Que l'on ne vienne pas traiter Brian Aldiss d'affreux réactionnaire parce que les forts, sur Helliconia, l'emportent sur les faibles. Qui porte, à travers tout ce volume, un maximum de foi, de désir et de volonté de changement, une réelle ouverture au nouveau monde et une soif d'apprendre, de comprendre ? Les femmes. Ce sont les femmes ici, et cela aussi est symbolique si l'on songe à la maternité, qui sont porteuses d'avenir. Qui croient en l'évolution de leur civilisation — qui cherchent même à la provoquer, à travers l'académie créée par ShayTal en Embruddock. Ce sont elles qui redécouvrent les savoirs perdus au cours du long hiver. Ce sont elles qui comprennent que désormais le pouvoir passe par le savoir.
Bien des auteurs mâles, même « progressistes », sont loin dans leur œuvre comme dans leur vie de reconnaître cette importance de la femme.

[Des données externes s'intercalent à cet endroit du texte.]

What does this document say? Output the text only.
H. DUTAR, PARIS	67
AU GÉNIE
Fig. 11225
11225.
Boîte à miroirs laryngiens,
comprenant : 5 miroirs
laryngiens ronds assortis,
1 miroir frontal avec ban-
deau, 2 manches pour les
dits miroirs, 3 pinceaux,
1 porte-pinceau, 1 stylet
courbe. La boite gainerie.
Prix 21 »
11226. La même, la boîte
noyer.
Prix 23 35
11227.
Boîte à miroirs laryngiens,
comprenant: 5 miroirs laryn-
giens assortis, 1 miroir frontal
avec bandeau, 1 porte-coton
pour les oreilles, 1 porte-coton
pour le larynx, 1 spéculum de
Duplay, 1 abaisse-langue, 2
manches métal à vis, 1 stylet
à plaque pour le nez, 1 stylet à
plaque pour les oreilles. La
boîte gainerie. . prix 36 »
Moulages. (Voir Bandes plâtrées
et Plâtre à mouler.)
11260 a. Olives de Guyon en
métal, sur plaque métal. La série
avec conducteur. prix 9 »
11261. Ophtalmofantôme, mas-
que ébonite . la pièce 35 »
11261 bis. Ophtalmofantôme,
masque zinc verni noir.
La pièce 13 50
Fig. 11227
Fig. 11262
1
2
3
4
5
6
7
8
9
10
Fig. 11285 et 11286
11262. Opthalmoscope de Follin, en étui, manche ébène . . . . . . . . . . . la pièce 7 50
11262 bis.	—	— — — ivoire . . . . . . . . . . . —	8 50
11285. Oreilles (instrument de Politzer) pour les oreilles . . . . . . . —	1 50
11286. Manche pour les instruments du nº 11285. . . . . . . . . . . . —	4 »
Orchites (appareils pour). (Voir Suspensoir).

Livre total, disais-je, porteur d'une vision épique de la vie et de la mort des civilisations, ce roman soulève davantage de questions qu'il n'apporte de réponses, ce qui est la marque des grands livres. Ouvrage foisonnant, fourmillant de détails évidents car ils fondent son réel esthétique, Le printemps d'Helliconia nous familiarise avec tout un monde. Un monde qui naît à la vraie vie, un monde qui change et secoue ses habitudes. Sans doute est-ce, comme Aldiss l'avoue en préface, une métaphore du nôtre. Pour mieux dire : une mise en scène de ce que l'auteur voudrait voir comme destin à notre monde : se sauver de ce qu'il pense être son déclin.

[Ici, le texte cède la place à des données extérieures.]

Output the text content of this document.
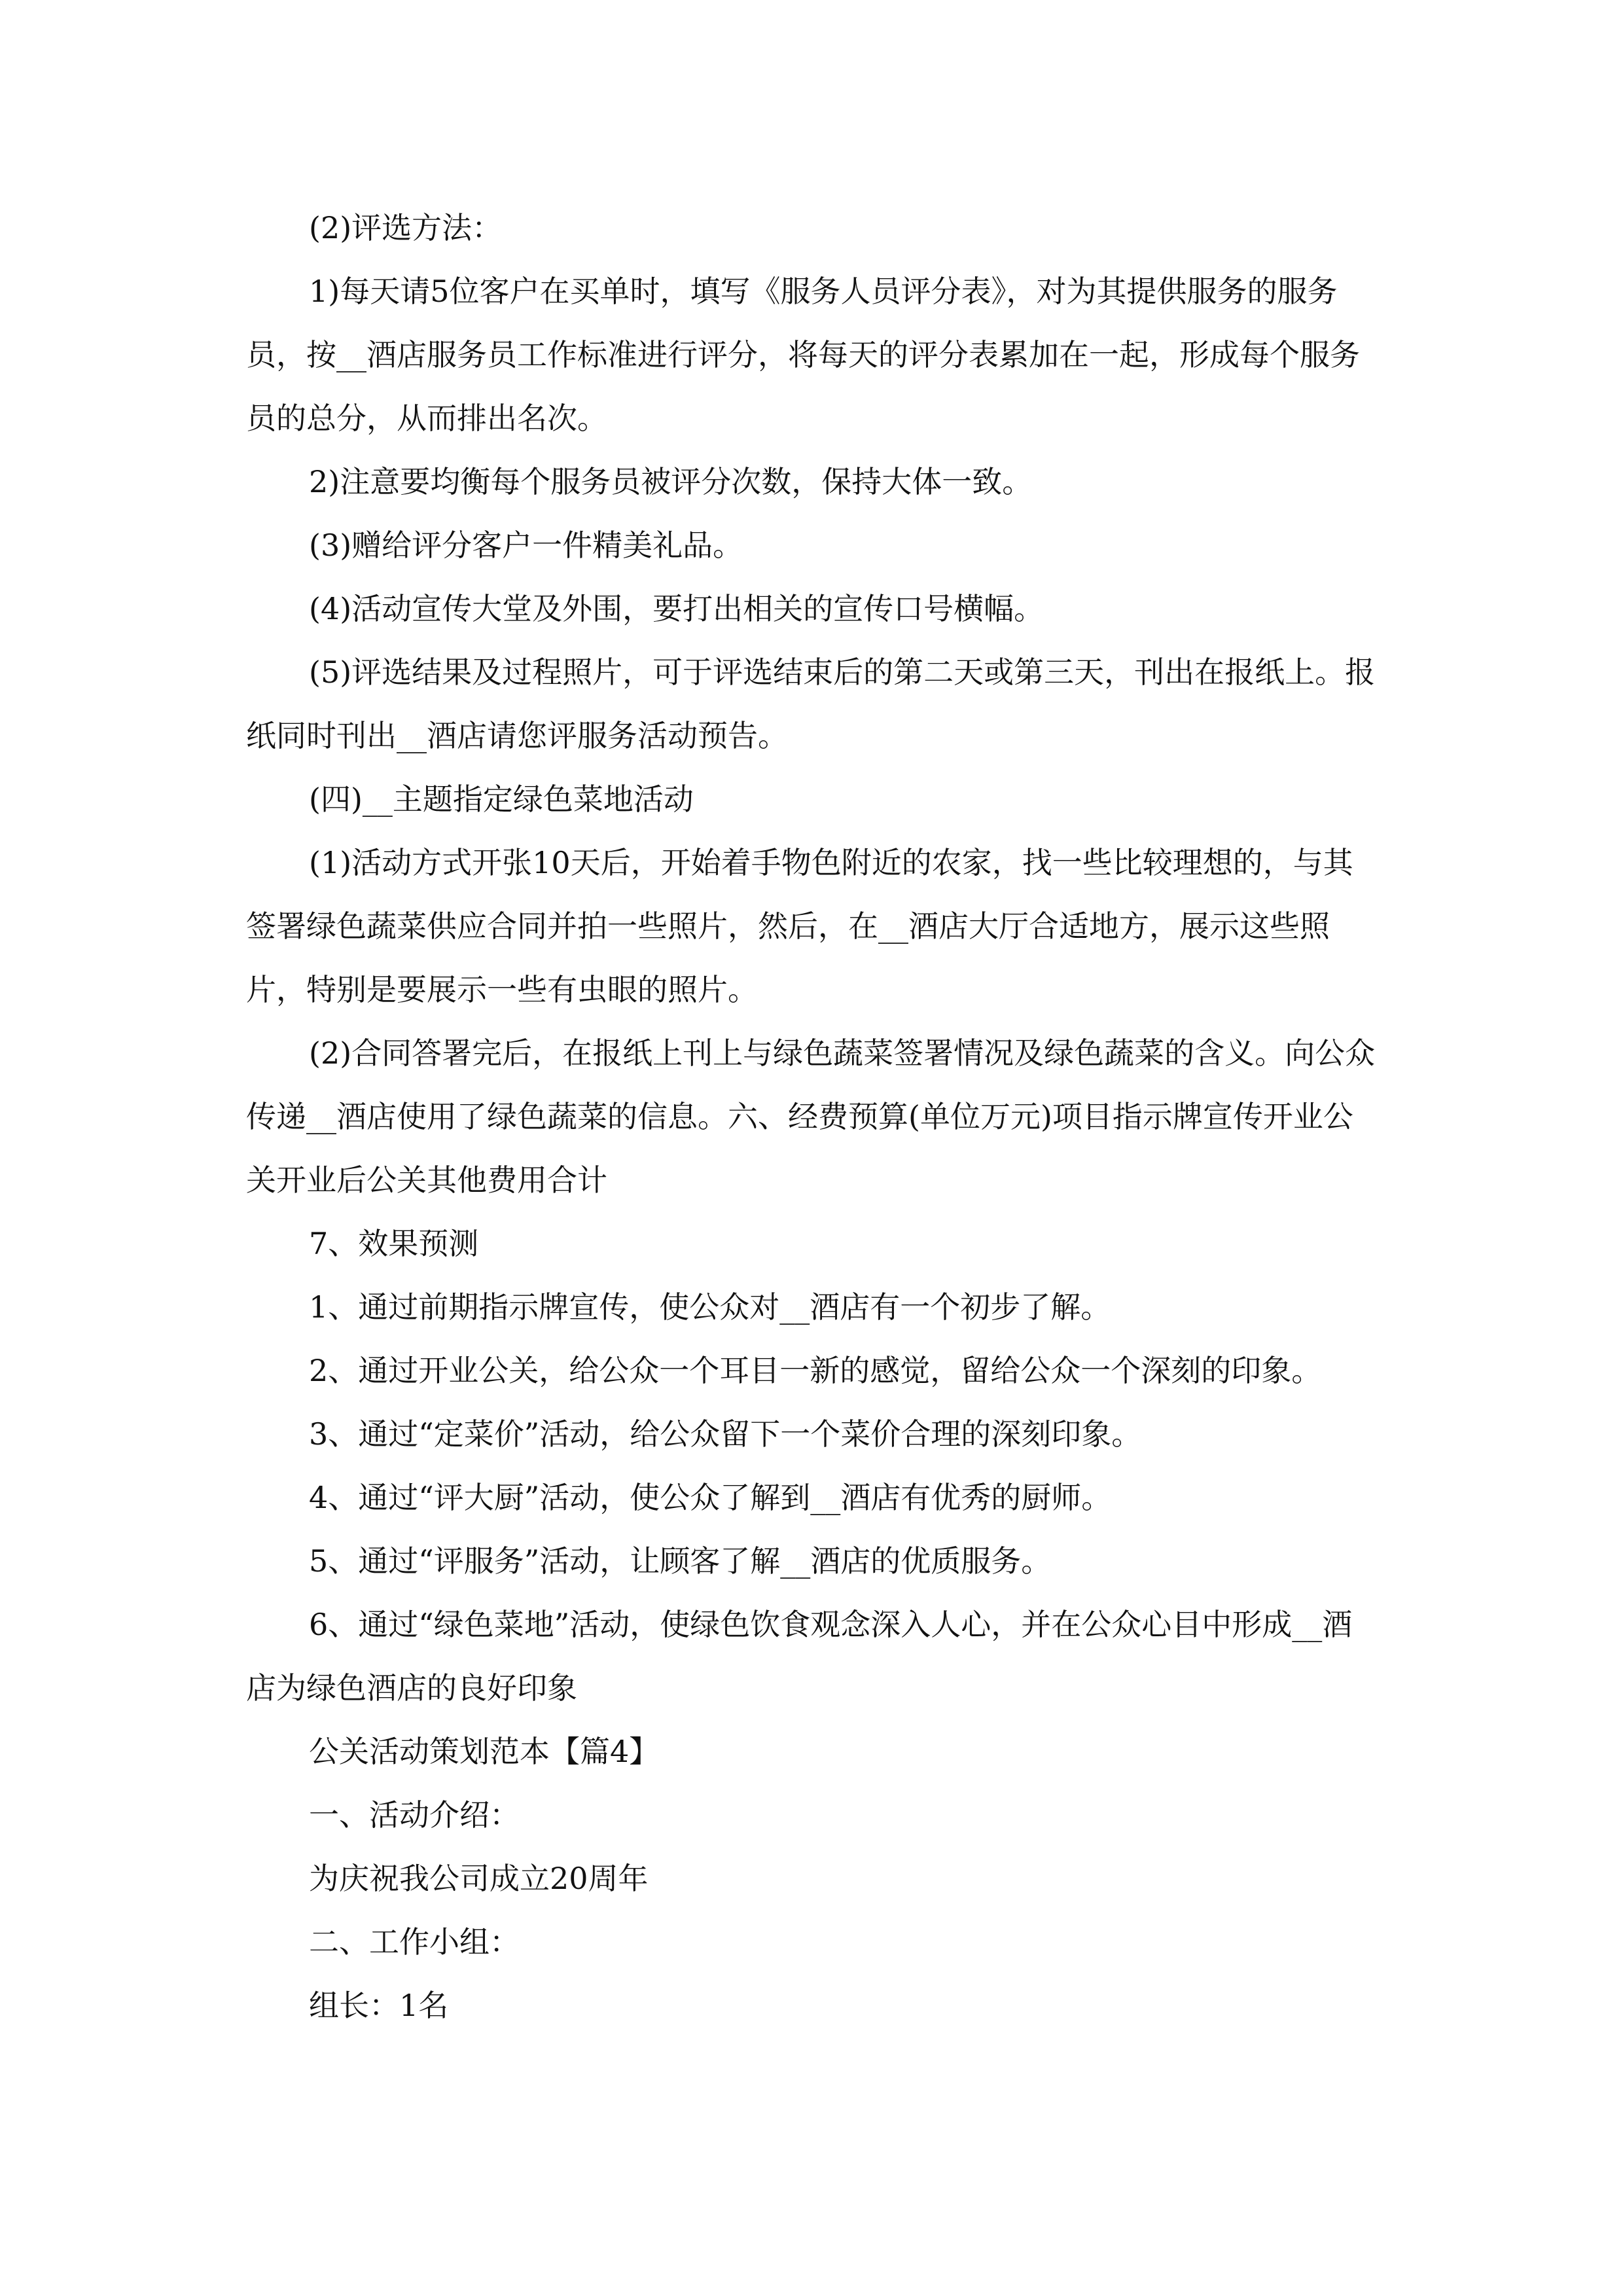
(2)评选方法：

1)每天请5位客户在买单时，填写《服务人员评分表》，对为其提供服务的服务员，按__酒店服务员工作标准进行评分，将每天的评分表累加在一起，形成每个服务员的总分，从而排出名次。

2)注意要均衡每个服务员被评分次数，保持大体一致。

(3)赠给评分客户一件精美礼品。

(4)活动宣传大堂及外围，要打出相关的宣传口号横幅。

(5)评选结果及过程照片，可于评选结束后的第二天或第三天，刊出在报纸上。报纸同时刊出__酒店请您评服务活动预告。

(四)__主题指定绿色菜地活动

(1)活动方式开张10天后，开始着手物色附近的农家，找一些比较理想的，与其签署绿色蔬菜供应合同并拍一些照片，然后，在__酒店大厅合适地方，展示这些照片，特别是要展示一些有虫眼的照片。

(2)合同答署完后，在报纸上刊上与绿色蔬菜签署情况及绿色蔬菜的含义。向公众传递__酒店使用了绿色蔬菜的信息。六、经费预算(单位万元)项目指示牌宣传开业公关开业后公关其他费用合计

7、效果预测

1、通过前期指示牌宣传，使公众对__酒店有一个初步了解。

2、通过开业公关，给公众一个耳目一新的感觉，留给公众一个深刻的印象。

3、通过“定菜价”活动，给公众留下一个菜价合理的深刻印象。

4、通过“评大厨”活动，使公众了解到__酒店有优秀的厨师。

5、通过“评服务”活动，让顾客了解__酒店的优质服务。

6、通过“绿色菜地”活动，使绿色饮食观念深入人心，并在公众心目中形成__酒店为绿色酒店的良好印象

公关活动策划范本【篇4】

一、活动介绍：

为庆祝我公司成立20周年

二、工作小组：

组长：1名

Mais ce livre est avant tout un roman passionnant, dont le caractère grandiose n'efface pas le plaisir de la lecture. Livre multiple, il donne lieu à de multiples lectures et à un ravissement sans mélange. Parce que, comme Jeury lorsqu'il écrit une histoire d'OVNI, Aldiss traverse les apparences. On parlera d'heroic-fantasy, sans doute. Laissons braire les fanatiques : il faut savoir dire d'un livre qu'il brise les codes et les étiquettes. En SF on confond souvent les apparences et les projets, comme d'autres les effets et les causes. Le projet de Brian Aldiss, s'il utilise des aspects que l'on peut lire sous l'angle de l'heroic-fantasy, est à cent lieues d'un produit « littéraire » commercialisable à la manière d'une boîte de petits pois. (Relire l'article de Pierre K. Rey, La SF comme jeu de (dé)construction, dans Fiction n° 346.) Aldiss sait que le langage est porteur de réel, et Helliconia interroge le langage : Aoz Roon, qui a appris la langue des phagors, perçoit en partie le monde comme un phagor à la fin du livre. Ce genre de réflexion est rare (litote) en heroic-fantasy.
Brian Aldiss a mis en jeu un imaginaire dont les ressorts émeuvent et passionnent. Toutes les portes narratives sont ouvertes : fasse que L'été d'Helliconia et L'hiver d'Helliconia ne tardent pas trop !...
(Le printemps d'Helliconia a obtenu, déjà, le prix de la British SF Association et le John W. Campbell Award : pourquoi pas l'Apollo, hein ?).